YouthBuild Long Island was founded in 2009 and has impacted more than 300 young adults to date. YouthBuild Brentwood-Central Islip builds upon United Way’s successful workforce development program model, which currently serves the Wyandanch community and is also expanding into the Village of Hempstead this fall. Workforce development is critical to helping the Brentwood and Central Islip communities achieve prosperity.

The program provides educational and career training for young adults ages 16 to 24 to give them the technical and life skills needed to begin entry level jobs that will lead to mid-skills careers. Participating students receive academic training to prepare them to pass the TASC exam for their high school equivalency diploma. They then select a career pathway in construction, healthcare, manufacturing, or hospitality. 

“This program will ensure that our school district’s residents have a pathway to career success and financial stability,” said Richard Loeschner, Superintendent of Brentwood Schools. 

Many YouthBuild graduates advance to additional trades training with United Way’s partner, Opportunities Long Island, where a significant portion of graduates have gained connections and moved on to apprenticeships and careers with local unions as ironworkers, electricians, plumbers, and carpenters. Other YouthBuild alumni have gone on to succeed as nursing assistants, home health aides, licensed practical nurses, and college graduates.

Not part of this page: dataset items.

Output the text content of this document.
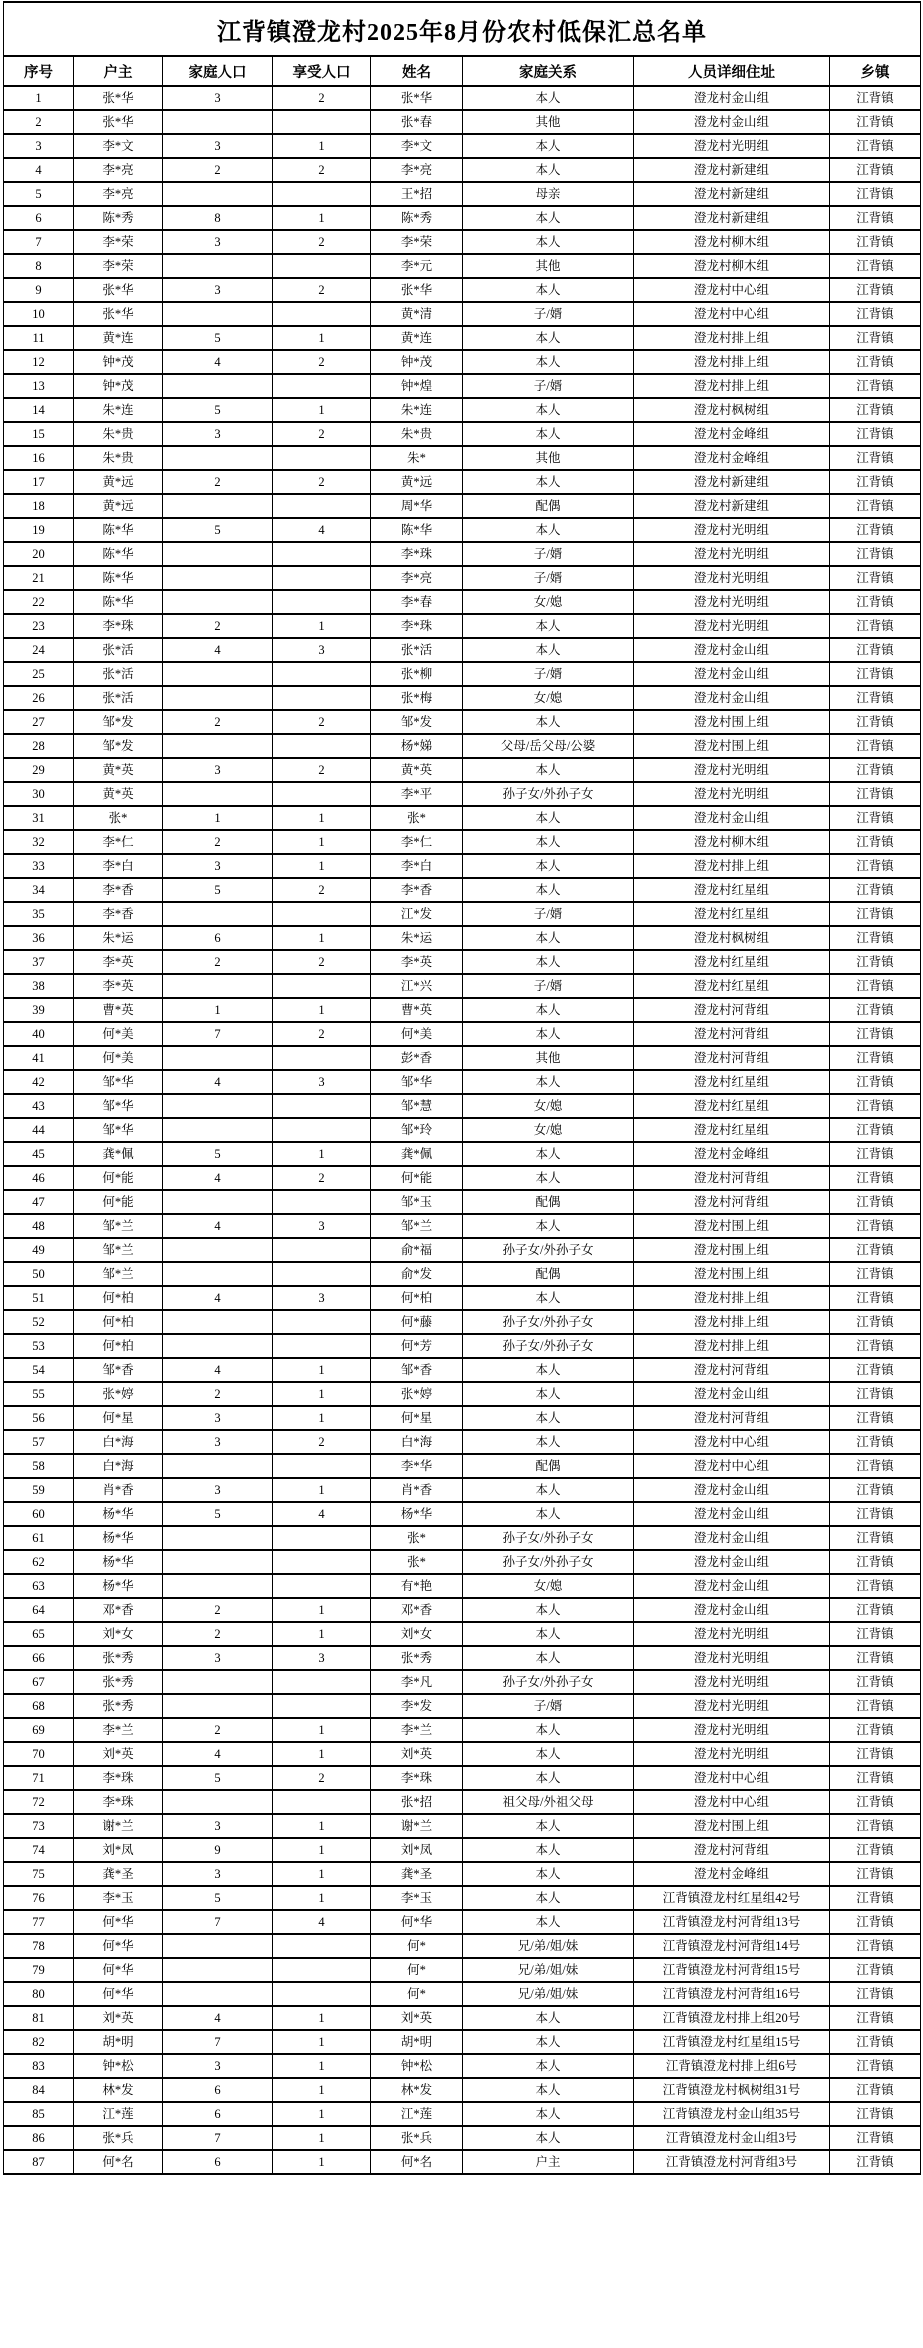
江背镇澄龙村2025年8月份农村低保汇总名单							
序号	户主	家庭人口	享受人口	姓名	家庭关系	人员详细住址	乡镇
1	张*华	3	2	张*华	本人	澄龙村金山组	江背镇
2	张*华			张*春	其他	澄龙村金山组	江背镇
3	李*文	3	1	李*文	本人	澄龙村光明组	江背镇
4	李*亮	2	2	李*亮	本人	澄龙村新建组	江背镇
5	李*亮			王*招	母亲	澄龙村新建组	江背镇
6	陈*秀	8	1	陈*秀	本人	澄龙村新建组	江背镇
7	李*荣	3	2	李*荣	本人	澄龙村柳木组	江背镇
8	李*荣			李*元	其他	澄龙村柳木组	江背镇
9	张*华	3	2	张*华	本人	澄龙村中心组	江背镇
10	张*华			黄*清	子/婿	澄龙村中心组	江背镇
11	黄*连	5	1	黄*连	本人	澄龙村排上组	江背镇
12	钟*茂	4	2	钟*茂	本人	澄龙村排上组	江背镇
13	钟*茂			钟*煌	子/婿	澄龙村排上组	江背镇
14	朱*连	5	1	朱*连	本人	澄龙村枫树组	江背镇
15	朱*贵	3	2	朱*贵	本人	澄龙村金峰组	江背镇
16	朱*贵			朱*	其他	澄龙村金峰组	江背镇
17	黄*远	2	2	黄*远	本人	澄龙村新建组	江背镇
18	黄*远			周*华	配偶	澄龙村新建组	江背镇
19	陈*华	5	4	陈*华	本人	澄龙村光明组	江背镇
20	陈*华			李*珠	子/婿	澄龙村光明组	江背镇
21	陈*华			李*亮	子/婿	澄龙村光明组	江背镇
22	陈*华			李*春	女/媳	澄龙村光明组	江背镇
23	李*珠	2	1	李*珠	本人	澄龙村光明组	江背镇
24	张*活	4	3	张*活	本人	澄龙村金山组	江背镇
25	张*活			张*柳	子/婿	澄龙村金山组	江背镇
26	张*活			张*梅	女/媳	澄龙村金山组	江背镇
27	邹*发	2	2	邹*发	本人	澄龙村围上组	江背镇
28	邹*发			杨*娣	父母/岳父母/公婆	澄龙村围上组	江背镇
29	黄*英	3	2	黄*英	本人	澄龙村光明组	江背镇
30	黄*英			李*平	孙子女/外孙子女	澄龙村光明组	江背镇
31	张*	1	1	张*	本人	澄龙村金山组	江背镇
32	李*仁	2	1	李*仁	本人	澄龙村柳木组	江背镇
33	李*白	3	1	李*白	本人	澄龙村排上组	江背镇
34	李*香	5	2	李*香	本人	澄龙村红星组	江背镇
35	李*香			江*发	子/婿	澄龙村红星组	江背镇
36	朱*运	6	1	朱*运	本人	澄龙村枫树组	江背镇
37	李*英	2	2	李*英	本人	澄龙村红星组	江背镇
38	李*英			江*兴	子/婿	澄龙村红星组	江背镇
39	曹*英	1	1	曹*英	本人	澄龙村河背组	江背镇
40	何*美	7	2	何*美	本人	澄龙村河背组	江背镇
41	何*美			彭*香	其他	澄龙村河背组	江背镇
42	邹*华	4	3	邹*华	本人	澄龙村红星组	江背镇
43	邹*华			邹*慧	女/媳	澄龙村红星组	江背镇
44	邹*华			邹*玲	女/媳	澄龙村红星组	江背镇
45	龚*佩	5	1	龚*佩	本人	澄龙村金峰组	江背镇
46	何*能	4	2	何*能	本人	澄龙村河背组	江背镇
47	何*能			邹*玉	配偶	澄龙村河背组	江背镇
48	邹*兰	4	3	邹*兰	本人	澄龙村围上组	江背镇
49	邹*兰			俞*福	孙子女/外孙子女	澄龙村围上组	江背镇
50	邹*兰			俞*发	配偶	澄龙村围上组	江背镇
51	何*柏	4	3	何*柏	本人	澄龙村排上组	江背镇
52	何*柏			何*藤	孙子女/外孙子女	澄龙村排上组	江背镇
53	何*柏			何*芳	孙子女/外孙子女	澄龙村排上组	江背镇
54	邹*香	4	1	邹*香	本人	澄龙村河背组	江背镇
55	张*婷	2	1	张*婷	本人	澄龙村金山组	江背镇
56	何*星	3	1	何*星	本人	澄龙村河背组	江背镇
57	白*海	3	2	白*海	本人	澄龙村中心组	江背镇
58	白*海			李*华	配偶	澄龙村中心组	江背镇
59	肖*香	3	1	肖*香	本人	澄龙村金山组	江背镇
60	杨*华	5	4	杨*华	本人	澄龙村金山组	江背镇
61	杨*华			张*	孙子女/外孙子女	澄龙村金山组	江背镇
62	杨*华			张*	孙子女/外孙子女	澄龙村金山组	江背镇
63	杨*华			有*艳	女/媳	澄龙村金山组	江背镇
64	邓*香	2	1	邓*香	本人	澄龙村金山组	江背镇
65	刘*女	2	1	刘*女	本人	澄龙村光明组	江背镇
66	张*秀	3	3	张*秀	本人	澄龙村光明组	江背镇
67	张*秀			李*凡	孙子女/外孙子女	澄龙村光明组	江背镇
68	张*秀			李*发	子/婿	澄龙村光明组	江背镇
69	李*兰	2	1	李*兰	本人	澄龙村光明组	江背镇
70	刘*英	4	1	刘*英	本人	澄龙村光明组	江背镇
71	李*珠	5	2	李*珠	本人	澄龙村中心组	江背镇
72	李*珠			张*招	祖父母/外祖父母	澄龙村中心组	江背镇
73	谢*兰	3	1	谢*兰	本人	澄龙村围上组	江背镇
74	刘*凤	9	1	刘*凤	本人	澄龙村河背组	江背镇
75	龚*圣	3	1	龚*圣	本人	澄龙村金峰组	江背镇
76	李*玉	5	1	李*玉	本人	江背镇澄龙村红星组42号	江背镇
77	何*华	7	4	何*华	本人	江背镇澄龙村河背组13号	江背镇
78	何*华			何*	兄/弟/姐/妹	江背镇澄龙村河背组14号	江背镇
79	何*华			何*	兄/弟/姐/妹	江背镇澄龙村河背组15号	江背镇
80	何*华			何*	兄/弟/姐/妹	江背镇澄龙村河背组16号	江背镇
81	刘*英	4	1	刘*英	本人	江背镇澄龙村排上组20号	江背镇
82	胡*明	7	1	胡*明	本人	江背镇澄龙村红星组15号	江背镇
83	钟*松	3	1	钟*松	本人	江背镇澄龙村排上组6号	江背镇
84	林*发	6	1	林*发	本人	江背镇澄龙村枫树组31号	江背镇
85	江*莲	6	1	江*莲	本人	江背镇澄龙村金山组35号	江背镇
86	张*兵	7	1	张*兵	本人	江背镇澄龙村金山组3号	江背镇
87	何*名	6	1	何*名	户主	江背镇澄龙村河背组3号	江背镇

United Way of Long Island partners with more than a dozen community agencies to make the program a success. They include the Long Island Federation of Labor, Suffolk County Department of Labor, Town of Islip Community Development Agency, and many others. From recruitment to counseling, life skills training to leadership development, and academic training to apprenticeships, these community agencies are integral to providing resources, services, and opportunities to YouthBuild students and graduates. 

“Engaging and reconnecting young adults to education, work, and their community is key to the continued economic development of our region,” said United Way of Long Island President and CEO Theresa A. Regnante. “We are fortunate to have received this grant allowing us to provide these critical services.”